Ecumenism bolstered

Published December 1, 2000

The controversial Vatican document, Dominus Iesus, has strengthened the ecumenical commitment of many German Catholics, according to Maria Jepsen, the Lutheran bishop of Hamburg in the North Elbian Evangelical Lutheran Church, who said that many Roman Catholics and Protestants in her country took communion together.

Bishop Jepsen, who became the world’s first woman Lutheran bishop in 1992, was speaking in Rome last weekend, during a visit to Rome’s Lutheran community.

She is believed to be the first female bishop to speak publicly in Rome.

The city’s Lutheran pastor, Hans-Michael Uhl, told a gathering of Lutherans here that in inviting a woman bishop to speak, the community was not trying to “provoke” a reaction, but simply wanted to explain “the structure of the German Lutheran church and its way of functioning.” (The Vatican opposes the ordination of women, and Pope John Paul has declared that the Catholic church will never admit women to the priesthood.)
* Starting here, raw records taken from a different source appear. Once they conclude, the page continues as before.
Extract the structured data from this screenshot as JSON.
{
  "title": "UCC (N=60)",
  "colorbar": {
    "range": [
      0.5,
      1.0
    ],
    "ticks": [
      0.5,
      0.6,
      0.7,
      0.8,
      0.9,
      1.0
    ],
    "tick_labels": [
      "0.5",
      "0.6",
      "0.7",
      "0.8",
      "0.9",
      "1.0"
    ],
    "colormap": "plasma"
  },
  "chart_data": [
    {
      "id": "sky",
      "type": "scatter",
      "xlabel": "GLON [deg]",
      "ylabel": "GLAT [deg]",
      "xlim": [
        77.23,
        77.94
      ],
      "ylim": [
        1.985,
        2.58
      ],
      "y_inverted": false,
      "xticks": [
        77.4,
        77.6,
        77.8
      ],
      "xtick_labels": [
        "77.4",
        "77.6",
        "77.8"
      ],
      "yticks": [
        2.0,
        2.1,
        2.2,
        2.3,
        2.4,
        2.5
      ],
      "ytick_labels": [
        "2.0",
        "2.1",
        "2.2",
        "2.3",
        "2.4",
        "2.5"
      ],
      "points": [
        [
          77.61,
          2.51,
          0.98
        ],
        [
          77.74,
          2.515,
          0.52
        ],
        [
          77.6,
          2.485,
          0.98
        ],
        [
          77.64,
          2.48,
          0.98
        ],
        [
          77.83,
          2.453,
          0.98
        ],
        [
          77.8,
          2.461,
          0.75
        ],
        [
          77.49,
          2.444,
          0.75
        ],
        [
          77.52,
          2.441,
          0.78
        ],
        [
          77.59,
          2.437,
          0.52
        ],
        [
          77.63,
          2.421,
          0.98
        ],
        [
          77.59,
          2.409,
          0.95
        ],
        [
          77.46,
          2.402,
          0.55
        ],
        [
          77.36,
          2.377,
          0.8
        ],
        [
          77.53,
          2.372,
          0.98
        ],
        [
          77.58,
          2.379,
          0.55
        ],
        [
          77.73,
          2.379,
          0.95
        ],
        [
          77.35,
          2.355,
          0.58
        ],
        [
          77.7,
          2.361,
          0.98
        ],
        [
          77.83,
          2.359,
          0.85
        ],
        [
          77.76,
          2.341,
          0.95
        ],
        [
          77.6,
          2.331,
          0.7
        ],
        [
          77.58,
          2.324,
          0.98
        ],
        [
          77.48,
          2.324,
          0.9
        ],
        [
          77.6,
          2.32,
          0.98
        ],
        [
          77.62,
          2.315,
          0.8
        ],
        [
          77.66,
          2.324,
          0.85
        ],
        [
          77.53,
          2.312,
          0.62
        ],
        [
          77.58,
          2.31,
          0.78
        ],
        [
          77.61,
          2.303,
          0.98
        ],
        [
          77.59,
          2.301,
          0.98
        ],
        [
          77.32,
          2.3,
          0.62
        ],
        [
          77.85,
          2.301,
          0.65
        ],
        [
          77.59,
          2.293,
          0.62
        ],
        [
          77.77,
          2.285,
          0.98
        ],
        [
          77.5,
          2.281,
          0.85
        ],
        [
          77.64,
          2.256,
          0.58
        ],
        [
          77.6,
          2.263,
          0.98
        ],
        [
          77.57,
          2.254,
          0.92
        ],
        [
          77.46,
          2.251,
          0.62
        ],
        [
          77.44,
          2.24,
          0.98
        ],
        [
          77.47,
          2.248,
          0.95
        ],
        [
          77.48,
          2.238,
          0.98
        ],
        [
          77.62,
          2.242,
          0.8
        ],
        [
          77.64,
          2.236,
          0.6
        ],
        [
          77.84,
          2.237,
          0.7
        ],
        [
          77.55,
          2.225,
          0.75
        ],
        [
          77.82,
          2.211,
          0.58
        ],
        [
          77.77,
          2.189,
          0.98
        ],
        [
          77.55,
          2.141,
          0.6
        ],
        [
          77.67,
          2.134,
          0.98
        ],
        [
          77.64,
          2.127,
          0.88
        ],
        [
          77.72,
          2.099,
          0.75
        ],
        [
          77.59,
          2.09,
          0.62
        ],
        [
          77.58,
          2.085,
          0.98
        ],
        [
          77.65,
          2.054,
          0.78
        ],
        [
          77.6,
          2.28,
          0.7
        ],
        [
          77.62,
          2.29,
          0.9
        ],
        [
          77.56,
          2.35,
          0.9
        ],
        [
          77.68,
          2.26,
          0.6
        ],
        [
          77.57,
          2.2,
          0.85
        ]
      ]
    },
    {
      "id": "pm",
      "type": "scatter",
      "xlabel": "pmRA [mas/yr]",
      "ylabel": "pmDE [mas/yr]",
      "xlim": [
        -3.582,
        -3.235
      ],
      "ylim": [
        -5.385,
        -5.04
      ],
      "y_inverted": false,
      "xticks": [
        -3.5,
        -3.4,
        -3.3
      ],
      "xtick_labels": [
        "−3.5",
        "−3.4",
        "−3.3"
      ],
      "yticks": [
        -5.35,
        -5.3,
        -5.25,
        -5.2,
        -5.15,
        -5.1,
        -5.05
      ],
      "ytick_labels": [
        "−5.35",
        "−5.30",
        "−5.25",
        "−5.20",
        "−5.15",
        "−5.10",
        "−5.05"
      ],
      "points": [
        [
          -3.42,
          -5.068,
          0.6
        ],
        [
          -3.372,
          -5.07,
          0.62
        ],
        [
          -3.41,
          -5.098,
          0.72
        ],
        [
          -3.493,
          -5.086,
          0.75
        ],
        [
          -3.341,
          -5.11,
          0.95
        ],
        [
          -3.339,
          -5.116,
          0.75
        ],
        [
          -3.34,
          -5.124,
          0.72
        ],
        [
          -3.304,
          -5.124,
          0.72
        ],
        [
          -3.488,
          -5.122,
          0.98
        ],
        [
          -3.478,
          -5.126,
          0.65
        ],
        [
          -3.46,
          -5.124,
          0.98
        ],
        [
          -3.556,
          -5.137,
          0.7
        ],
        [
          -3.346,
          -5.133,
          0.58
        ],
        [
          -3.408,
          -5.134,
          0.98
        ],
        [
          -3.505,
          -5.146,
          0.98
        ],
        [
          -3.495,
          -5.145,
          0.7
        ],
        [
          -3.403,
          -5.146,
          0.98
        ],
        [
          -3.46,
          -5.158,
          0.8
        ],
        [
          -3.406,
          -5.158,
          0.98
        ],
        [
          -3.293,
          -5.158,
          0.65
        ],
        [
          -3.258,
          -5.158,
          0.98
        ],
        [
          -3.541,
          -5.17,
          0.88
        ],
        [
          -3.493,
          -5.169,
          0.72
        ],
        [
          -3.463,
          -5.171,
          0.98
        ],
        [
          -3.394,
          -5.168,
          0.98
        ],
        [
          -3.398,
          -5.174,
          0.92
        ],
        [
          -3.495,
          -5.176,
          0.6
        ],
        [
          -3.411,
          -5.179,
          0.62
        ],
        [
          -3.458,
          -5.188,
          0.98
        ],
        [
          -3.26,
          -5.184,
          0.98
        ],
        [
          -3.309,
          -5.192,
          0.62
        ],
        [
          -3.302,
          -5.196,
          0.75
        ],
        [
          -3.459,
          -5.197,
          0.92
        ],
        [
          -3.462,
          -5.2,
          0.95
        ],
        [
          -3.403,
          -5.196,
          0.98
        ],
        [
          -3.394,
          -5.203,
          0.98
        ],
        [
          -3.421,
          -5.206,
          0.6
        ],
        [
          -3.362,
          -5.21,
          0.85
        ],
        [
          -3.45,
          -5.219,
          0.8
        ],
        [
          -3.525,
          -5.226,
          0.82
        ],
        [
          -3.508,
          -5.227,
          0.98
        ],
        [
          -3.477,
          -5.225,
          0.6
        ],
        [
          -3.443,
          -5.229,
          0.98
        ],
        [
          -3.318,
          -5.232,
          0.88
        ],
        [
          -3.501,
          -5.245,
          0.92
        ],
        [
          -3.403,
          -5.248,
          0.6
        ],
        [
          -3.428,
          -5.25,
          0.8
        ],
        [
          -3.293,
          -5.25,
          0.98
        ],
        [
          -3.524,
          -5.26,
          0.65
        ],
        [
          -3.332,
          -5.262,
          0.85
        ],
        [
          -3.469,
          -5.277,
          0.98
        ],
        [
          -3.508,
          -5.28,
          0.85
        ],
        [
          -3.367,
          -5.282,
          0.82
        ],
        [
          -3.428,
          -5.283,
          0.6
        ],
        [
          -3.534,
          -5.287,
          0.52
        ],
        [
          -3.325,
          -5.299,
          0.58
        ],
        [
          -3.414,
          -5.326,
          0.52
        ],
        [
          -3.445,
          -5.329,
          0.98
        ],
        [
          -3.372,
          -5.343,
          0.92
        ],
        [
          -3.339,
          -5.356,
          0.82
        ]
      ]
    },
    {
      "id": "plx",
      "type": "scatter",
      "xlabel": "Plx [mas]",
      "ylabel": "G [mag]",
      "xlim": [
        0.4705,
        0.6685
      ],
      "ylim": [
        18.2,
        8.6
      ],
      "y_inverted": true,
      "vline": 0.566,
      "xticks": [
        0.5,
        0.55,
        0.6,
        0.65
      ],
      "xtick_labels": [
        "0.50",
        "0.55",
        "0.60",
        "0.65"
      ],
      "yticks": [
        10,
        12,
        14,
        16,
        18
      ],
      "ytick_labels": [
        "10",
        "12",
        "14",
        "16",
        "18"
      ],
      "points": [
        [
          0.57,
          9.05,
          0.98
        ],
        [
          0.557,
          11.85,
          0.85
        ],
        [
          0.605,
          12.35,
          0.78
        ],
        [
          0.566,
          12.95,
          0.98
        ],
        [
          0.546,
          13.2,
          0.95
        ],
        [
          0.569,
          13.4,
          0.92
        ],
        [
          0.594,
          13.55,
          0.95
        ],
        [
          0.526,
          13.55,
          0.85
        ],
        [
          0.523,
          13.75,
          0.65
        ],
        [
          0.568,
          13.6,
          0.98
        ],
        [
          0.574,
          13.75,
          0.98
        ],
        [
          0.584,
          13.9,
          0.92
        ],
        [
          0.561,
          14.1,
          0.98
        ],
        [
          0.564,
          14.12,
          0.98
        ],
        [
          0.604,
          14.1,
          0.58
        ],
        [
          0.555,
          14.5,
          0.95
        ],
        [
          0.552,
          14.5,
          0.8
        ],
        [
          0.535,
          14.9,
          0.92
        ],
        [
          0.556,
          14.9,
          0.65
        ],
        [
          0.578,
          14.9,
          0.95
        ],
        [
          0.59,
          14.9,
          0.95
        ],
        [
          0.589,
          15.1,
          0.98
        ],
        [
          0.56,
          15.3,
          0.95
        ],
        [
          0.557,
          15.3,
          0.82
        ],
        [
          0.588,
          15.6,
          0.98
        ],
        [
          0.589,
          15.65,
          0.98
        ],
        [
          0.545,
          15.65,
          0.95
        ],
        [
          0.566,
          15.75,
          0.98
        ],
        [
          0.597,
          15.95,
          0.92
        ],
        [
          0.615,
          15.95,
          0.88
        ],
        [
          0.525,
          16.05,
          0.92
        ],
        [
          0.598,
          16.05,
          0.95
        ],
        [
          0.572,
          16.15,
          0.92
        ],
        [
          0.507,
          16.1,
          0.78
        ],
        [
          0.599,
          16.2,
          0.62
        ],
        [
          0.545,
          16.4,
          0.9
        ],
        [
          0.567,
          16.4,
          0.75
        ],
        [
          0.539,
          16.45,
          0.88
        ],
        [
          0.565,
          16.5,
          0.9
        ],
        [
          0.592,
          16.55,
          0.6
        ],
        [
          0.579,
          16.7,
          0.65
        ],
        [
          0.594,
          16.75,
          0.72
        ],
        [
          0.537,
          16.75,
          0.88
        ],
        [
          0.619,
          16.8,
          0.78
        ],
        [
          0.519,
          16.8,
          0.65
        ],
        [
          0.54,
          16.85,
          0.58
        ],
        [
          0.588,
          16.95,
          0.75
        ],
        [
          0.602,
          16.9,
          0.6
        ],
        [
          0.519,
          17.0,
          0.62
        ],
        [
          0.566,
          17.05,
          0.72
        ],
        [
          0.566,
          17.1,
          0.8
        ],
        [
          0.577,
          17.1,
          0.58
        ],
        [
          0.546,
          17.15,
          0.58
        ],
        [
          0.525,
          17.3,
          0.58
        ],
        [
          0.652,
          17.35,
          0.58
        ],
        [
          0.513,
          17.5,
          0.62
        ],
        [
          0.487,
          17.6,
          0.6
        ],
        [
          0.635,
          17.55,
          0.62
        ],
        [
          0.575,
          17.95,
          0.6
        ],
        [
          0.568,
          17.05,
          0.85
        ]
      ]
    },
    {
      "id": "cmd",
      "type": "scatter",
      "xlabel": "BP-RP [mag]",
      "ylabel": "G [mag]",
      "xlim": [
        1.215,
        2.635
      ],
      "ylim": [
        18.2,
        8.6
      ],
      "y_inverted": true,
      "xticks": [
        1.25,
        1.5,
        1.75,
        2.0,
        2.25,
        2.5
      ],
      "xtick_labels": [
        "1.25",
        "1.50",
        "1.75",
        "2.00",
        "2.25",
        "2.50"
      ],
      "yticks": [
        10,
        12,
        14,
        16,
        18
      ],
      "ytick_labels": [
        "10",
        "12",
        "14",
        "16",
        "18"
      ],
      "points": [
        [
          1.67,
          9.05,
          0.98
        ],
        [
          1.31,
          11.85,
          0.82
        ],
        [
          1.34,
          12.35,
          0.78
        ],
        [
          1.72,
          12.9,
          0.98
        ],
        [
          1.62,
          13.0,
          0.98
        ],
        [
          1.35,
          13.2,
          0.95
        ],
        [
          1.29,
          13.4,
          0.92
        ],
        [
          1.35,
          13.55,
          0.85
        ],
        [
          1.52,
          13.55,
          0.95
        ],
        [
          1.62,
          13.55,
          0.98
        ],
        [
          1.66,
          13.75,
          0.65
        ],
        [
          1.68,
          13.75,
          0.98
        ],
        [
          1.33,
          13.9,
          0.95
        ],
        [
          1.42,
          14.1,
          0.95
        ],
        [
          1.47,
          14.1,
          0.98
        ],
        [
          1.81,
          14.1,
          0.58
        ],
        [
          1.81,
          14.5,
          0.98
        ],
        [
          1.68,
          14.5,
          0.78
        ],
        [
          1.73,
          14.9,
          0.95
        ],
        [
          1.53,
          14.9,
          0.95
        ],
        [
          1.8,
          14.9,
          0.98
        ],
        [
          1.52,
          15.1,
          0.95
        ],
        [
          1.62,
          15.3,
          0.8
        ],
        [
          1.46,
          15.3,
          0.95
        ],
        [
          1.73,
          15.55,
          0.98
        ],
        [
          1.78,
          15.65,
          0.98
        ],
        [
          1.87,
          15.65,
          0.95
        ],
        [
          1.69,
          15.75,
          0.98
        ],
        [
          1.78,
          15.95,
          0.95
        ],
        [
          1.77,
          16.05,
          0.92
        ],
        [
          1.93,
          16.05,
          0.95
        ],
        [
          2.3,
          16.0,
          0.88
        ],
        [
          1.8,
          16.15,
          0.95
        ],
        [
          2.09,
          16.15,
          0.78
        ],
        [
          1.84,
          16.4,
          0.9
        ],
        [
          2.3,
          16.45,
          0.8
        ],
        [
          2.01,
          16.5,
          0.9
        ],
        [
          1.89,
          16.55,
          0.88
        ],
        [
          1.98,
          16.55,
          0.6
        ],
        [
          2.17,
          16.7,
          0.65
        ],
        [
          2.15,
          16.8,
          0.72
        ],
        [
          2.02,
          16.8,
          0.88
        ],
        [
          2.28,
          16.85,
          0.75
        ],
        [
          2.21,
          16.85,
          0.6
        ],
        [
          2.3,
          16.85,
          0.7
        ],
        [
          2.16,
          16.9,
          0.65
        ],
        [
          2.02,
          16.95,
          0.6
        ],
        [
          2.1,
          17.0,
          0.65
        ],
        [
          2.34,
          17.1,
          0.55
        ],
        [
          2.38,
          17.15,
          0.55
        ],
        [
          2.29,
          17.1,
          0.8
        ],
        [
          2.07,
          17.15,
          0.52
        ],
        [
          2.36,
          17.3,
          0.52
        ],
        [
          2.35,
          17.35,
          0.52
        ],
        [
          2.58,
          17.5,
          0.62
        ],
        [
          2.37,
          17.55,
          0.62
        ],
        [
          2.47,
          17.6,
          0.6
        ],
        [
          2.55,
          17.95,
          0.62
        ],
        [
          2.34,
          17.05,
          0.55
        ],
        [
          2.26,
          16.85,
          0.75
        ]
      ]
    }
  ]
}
In her speech to Rome’s Lutherans, Bishop Jepsen talked about her theological studies, her decision to ask for ordination, her 18 years of ministry in a rural community and the initial “troubles” and then “serenity” that followed her election as bishop.

She said that her ministry as a pastor and then bishop had been “a great blessing”, but she added that it had not been “without problems, because of certain sexist attitudes which are difficult to change.”